2. A Business Model That Posts a Profit
Although it may look like Wall Street loves unprofitable companies – just take a look at Snap! – the ultimate goal for any investor is to make a profit. It is up to you to design a business model that makes money and doesn’t constantly bleed red ink or doesn’t have any profit projections.
3. Capital is Finite – be Savvy with it
Here is something to consider: the world is awash in money, but capital remains finite. Investors are looking to park their money in a business that will make them dollars and cents and not cost them too much. In order to get your first round of funding, you need to show how savvy you can be with this investment – always behave as if your first round of financing is your last.

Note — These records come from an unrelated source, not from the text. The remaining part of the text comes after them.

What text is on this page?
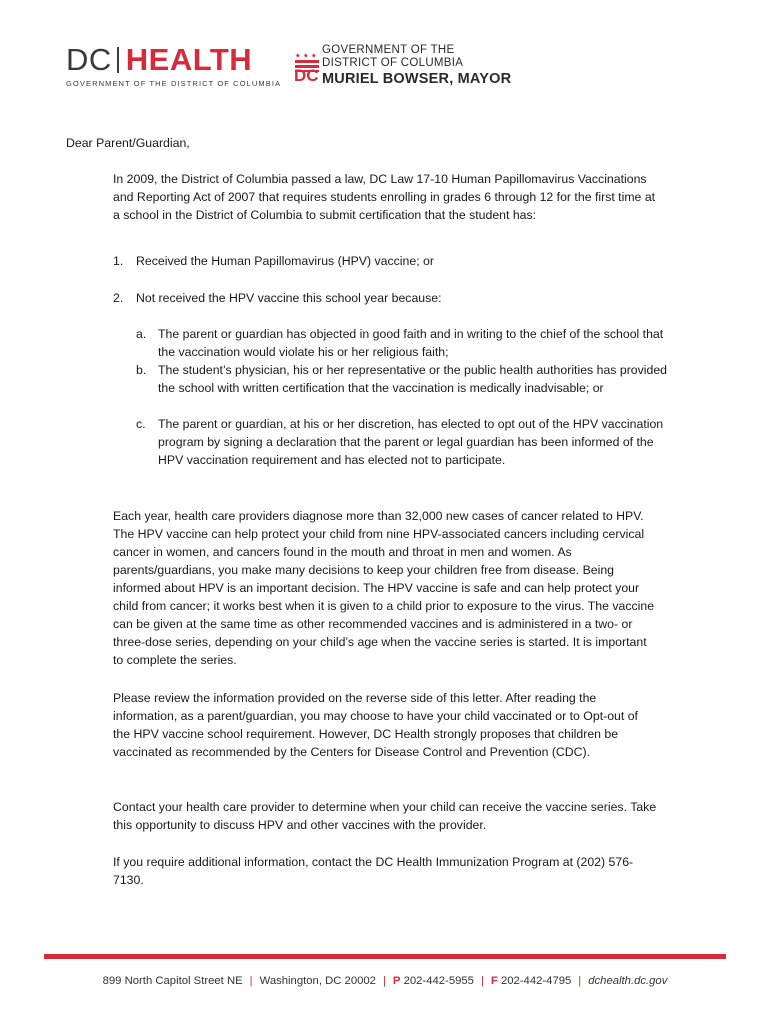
DC HEALTH
GOVERNMENT OF THE DISTRICT OF COLUMBIA DC
GOVERNMENT OF THE
DISTRICT OF COLUMBIA
MURIEL BOWSER, MAYOR

Dear Parent/Guardian,

In 2009, the District of Columbia passed a law, DC Law 17-10 Human Papillomavirus Vaccinations and Reporting Act of 2007 that requires students enrolling in grades 6 through 12 for the first time at a school in the District of Columbia to submit certification that the student has:

1. Received the Human Papillomavirus (HPV) vaccine; or
2. Not received the HPV vaccine this school year because:
a. The parent or guardian has objected in good faith and in writing to the chief of the school that the vaccination would violate his or her religious faith;
b. The student’s physician, his or her representative or the public health authorities has provided the school with written certification that the vaccination is medically inadvisable; or
c. The parent or guardian, at his or her discretion, has elected to opt out of the HPV vaccination program by signing a declaration that the parent or legal guardian has been informed of the HPV vaccination requirement and has elected not to participate.

Each year, health care providers diagnose more than 32,000 new cases of cancer related to HPV. The HPV vaccine can help protect your child from nine HPV-associated cancers including cervical cancer in women, and cancers found in the mouth and throat in men and women. As parents/guardians, you make many decisions to keep your children free from disease. Being informed about HPV is an important decision. The HPV vaccine is safe and can help protect your child from cancer; it works best when it is given to a child prior to exposure to the virus. The vaccine can be given at the same time as other recommended vaccines and is administered in a two- or three-dose series, depending on your child’s age when the vaccine series is started. It is important to complete the series.

Please review the information provided on the reverse side of this letter. After reading the information, as a parent/guardian, you may choose to have your child vaccinated or to Opt-out of the HPV vaccine school requirement. However, DC Health strongly proposes that children be vaccinated as recommended by the Centers for Disease Control and Prevention (CDC).

Contact your health care provider to determine when your child can receive the vaccine series. Take this opportunity to discuss HPV and other vaccines with the provider.

If you require additional information, contact the DC Health Immunization Program at (202) 576-7130.

899 North Capitol Street NE | Washington, DC 20002 | P 202-442-5955 | F 202-442-4795 | dchealth.dc.gov
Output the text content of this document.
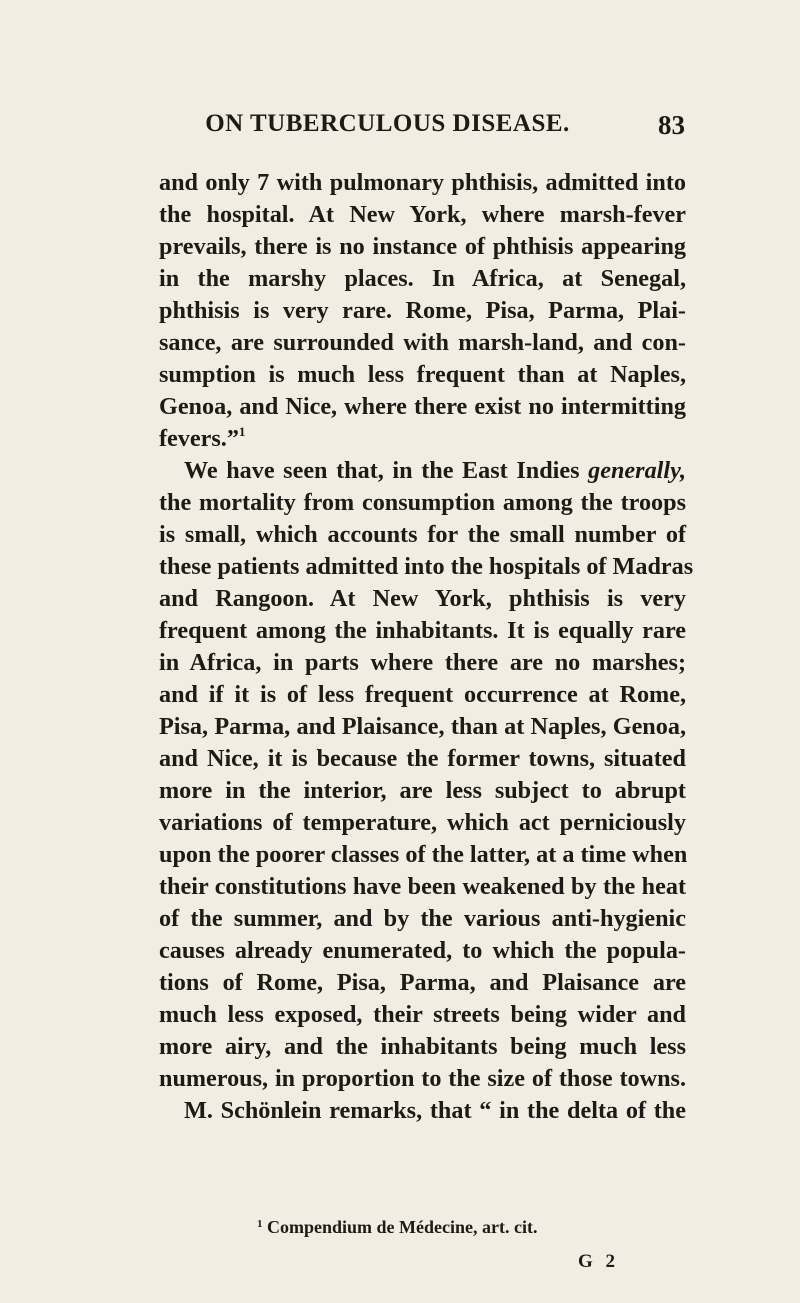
ON TUBERCULOUS DISEASE.	83
and only 7 with pulmonary phthisis, admitted into
the hospital. At New York, where marsh-fever
prevails, there is no instance of phthisis appearing
in the marshy places. In Africa, at Senegal,
phthisis is very rare. Rome, Pisa, Parma, Plai-
sance, are surrounded with marsh-land, and con-
sumption is much less frequent than at Naples,
Genoa, and Nice, where there exist no intermitting
fevers.”$^1$
We have seen that, in the East Indies generally,
the mortality from consumption among the troops
is small, which accounts for the small number of
these patients admitted into the hospitals of Madras
and Rangoon. At New York, phthisis is very
frequent among the inhabitants. It is equally rare
in Africa, in parts where there are no marshes;
and if it is of less frequent occurrence at Rome,
Pisa, Parma, and Plaisance, than at Naples, Genoa,
and Nice, it is because the former towns, situated
more in the interior, are less subject to abrupt
variations of temperature, which act perniciously
upon the poorer classes of the latter, at a time when
their constitutions have been weakened by the heat
of the summer, and by the various anti-hygienic
causes already enumerated, to which the popula-
tions of Rome, Pisa, Parma, and Plaisance are
much less exposed, their streets being wider and
more airy, and the inhabitants being much less
numerous, in proportion to the size of those towns.
M. Schönlein remarks, that “ in the delta of the
$^1$ Compendium de Médecine, art. cit.
G 2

4. Get Some Startup Traction
Prior to seeking out financing, it is likely that your startup is already up and running. If so, highlight what you have achieved thus far: email subscriptions, quarterly sales and media focus.
5. Advisors Not Investors
On one hand, you want investors to give you plenty of dough. On the other hand, you want an advisor who can guide you to the path of profitability. A common problem with investors is that they are constantly intervening without great advice. An advisor, however, can provide you with the necessary advice to thrive and survive.
6. Fine Line Between a Yes Man & a Negative Nancy
This can be difficult to deduce, but you will have to cross a fine line between having investors who are the typical Yes Men and investors who are Negative Nancys. You need to strike the right balance if you want to move beyond that first round of financing.
7. Be Wary of the ‘Wrecking Ball Effect’
Matt Barber, a co-founder and CEO, wrote in Entrepreneur magazine about the dangers of the Wrecking Ball Effect. Once you receive money from investors, you’re on their schedule and you concede some of your personal control to them. This can impact you emotionally and mentally. As long as you and your team are aware of this in advance, you can get through this turmoil.